Sam: “I am, baby. Wanna come over and see?”
*No. No I do not.*
Down the whole damn drink if you’re pretty sure the guy you’re talking to is a serial killer with a handle bar mustache and a freezer full of all his victims.
9. Actually Try Those YouTube Tutorials
If you’re ever able to get out of the house after this, having a few new makeup and hair tricks up your sleeve won’t hurt. You’ll show up at the inevitable “I Survived The Snowpocolypse 2014” themed frat party and all eyes will be on you. That is, you will if you actually master the tutorial and don’t end up burning all your hair off.

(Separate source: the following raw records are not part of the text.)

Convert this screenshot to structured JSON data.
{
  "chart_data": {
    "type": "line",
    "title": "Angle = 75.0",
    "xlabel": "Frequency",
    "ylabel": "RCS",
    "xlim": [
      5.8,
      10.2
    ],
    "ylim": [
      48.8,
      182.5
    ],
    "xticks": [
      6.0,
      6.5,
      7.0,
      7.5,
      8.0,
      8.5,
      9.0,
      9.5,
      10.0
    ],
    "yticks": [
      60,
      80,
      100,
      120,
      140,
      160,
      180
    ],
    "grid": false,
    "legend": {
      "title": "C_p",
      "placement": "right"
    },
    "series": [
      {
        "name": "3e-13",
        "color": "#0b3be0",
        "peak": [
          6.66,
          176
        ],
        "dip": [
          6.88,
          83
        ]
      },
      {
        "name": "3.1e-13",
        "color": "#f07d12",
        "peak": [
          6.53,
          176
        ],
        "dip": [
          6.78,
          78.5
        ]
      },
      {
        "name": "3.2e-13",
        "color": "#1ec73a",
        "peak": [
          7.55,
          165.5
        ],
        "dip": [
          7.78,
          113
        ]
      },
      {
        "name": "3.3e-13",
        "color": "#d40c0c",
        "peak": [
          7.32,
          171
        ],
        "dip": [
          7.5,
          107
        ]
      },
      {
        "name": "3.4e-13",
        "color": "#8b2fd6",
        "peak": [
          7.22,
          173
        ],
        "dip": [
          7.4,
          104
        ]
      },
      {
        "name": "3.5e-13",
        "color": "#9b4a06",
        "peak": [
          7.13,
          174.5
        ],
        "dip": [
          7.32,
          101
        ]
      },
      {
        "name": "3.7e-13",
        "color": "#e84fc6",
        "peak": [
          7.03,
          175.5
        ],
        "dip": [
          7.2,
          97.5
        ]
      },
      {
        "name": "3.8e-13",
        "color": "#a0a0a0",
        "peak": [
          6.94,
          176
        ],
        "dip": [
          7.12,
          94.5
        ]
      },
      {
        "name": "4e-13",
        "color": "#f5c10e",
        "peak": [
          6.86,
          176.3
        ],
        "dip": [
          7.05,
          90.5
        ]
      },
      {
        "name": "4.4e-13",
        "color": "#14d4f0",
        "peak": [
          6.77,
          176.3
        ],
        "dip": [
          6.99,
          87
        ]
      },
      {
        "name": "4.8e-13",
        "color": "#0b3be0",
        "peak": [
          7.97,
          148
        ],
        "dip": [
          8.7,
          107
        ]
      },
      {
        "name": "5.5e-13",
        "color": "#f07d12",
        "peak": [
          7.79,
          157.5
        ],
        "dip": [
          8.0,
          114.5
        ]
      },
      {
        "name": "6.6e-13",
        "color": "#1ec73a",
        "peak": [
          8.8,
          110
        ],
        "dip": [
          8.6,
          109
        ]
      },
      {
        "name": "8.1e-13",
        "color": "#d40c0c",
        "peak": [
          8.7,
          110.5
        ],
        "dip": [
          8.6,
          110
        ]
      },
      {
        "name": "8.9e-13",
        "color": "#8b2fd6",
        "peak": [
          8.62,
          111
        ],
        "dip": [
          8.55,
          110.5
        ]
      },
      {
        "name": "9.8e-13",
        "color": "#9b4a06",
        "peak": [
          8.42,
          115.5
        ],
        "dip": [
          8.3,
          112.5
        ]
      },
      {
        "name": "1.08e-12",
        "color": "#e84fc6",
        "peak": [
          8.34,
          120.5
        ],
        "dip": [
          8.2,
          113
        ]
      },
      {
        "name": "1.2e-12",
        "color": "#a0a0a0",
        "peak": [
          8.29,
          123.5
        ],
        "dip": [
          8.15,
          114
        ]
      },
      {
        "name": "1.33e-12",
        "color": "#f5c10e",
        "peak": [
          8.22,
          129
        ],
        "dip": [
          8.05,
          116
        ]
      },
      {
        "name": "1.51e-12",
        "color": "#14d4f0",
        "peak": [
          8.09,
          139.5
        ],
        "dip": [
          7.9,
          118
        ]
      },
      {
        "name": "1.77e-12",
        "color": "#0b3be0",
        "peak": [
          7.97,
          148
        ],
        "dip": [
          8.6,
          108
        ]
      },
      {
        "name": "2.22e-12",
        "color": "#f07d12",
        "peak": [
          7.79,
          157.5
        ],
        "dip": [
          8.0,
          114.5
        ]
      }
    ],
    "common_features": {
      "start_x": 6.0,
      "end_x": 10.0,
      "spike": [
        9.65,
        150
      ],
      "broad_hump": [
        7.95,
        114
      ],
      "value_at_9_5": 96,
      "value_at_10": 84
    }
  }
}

10. Clean or Organize Your Room
If your room is anything like mine right now, you should probably use these three days out of school to be productive and finally clean your room. Your mother will be happy. Or, you could just not and watch Netflix instead.
11. Skype Date
For any of you fortunate people out there, you are snowed in with your sorority sisters either just down the hall or within acceptable walking distance away. However, for the rest of us, there is just your family and your cat. Skype is the best way to stay updated on everything happening while you aren’t there.
12. Crafts on Crafts on Crafts
Have a little? Getting a little soon? CRAFT ALL THE THINGS! It won’t hurt to get a jump start on painting and bedazzling shit. While you’re at it, remember the golden rule: When in doubt, GLITTER IT OUT!
13. Just Drink Everything
I mean, you’ve got nowhere else to go. Might as well see how fast you can chug two bottles of wine without throwing up. It’s also not like you’re going anywhere tomorrow.
With any luck we will all live to see another day down here in the South, and if you try at least one of these things maybe your last days on Earth won’t suck so badly if this really is the end. Stay warm, stay alive, and may the odds be ever in your favor.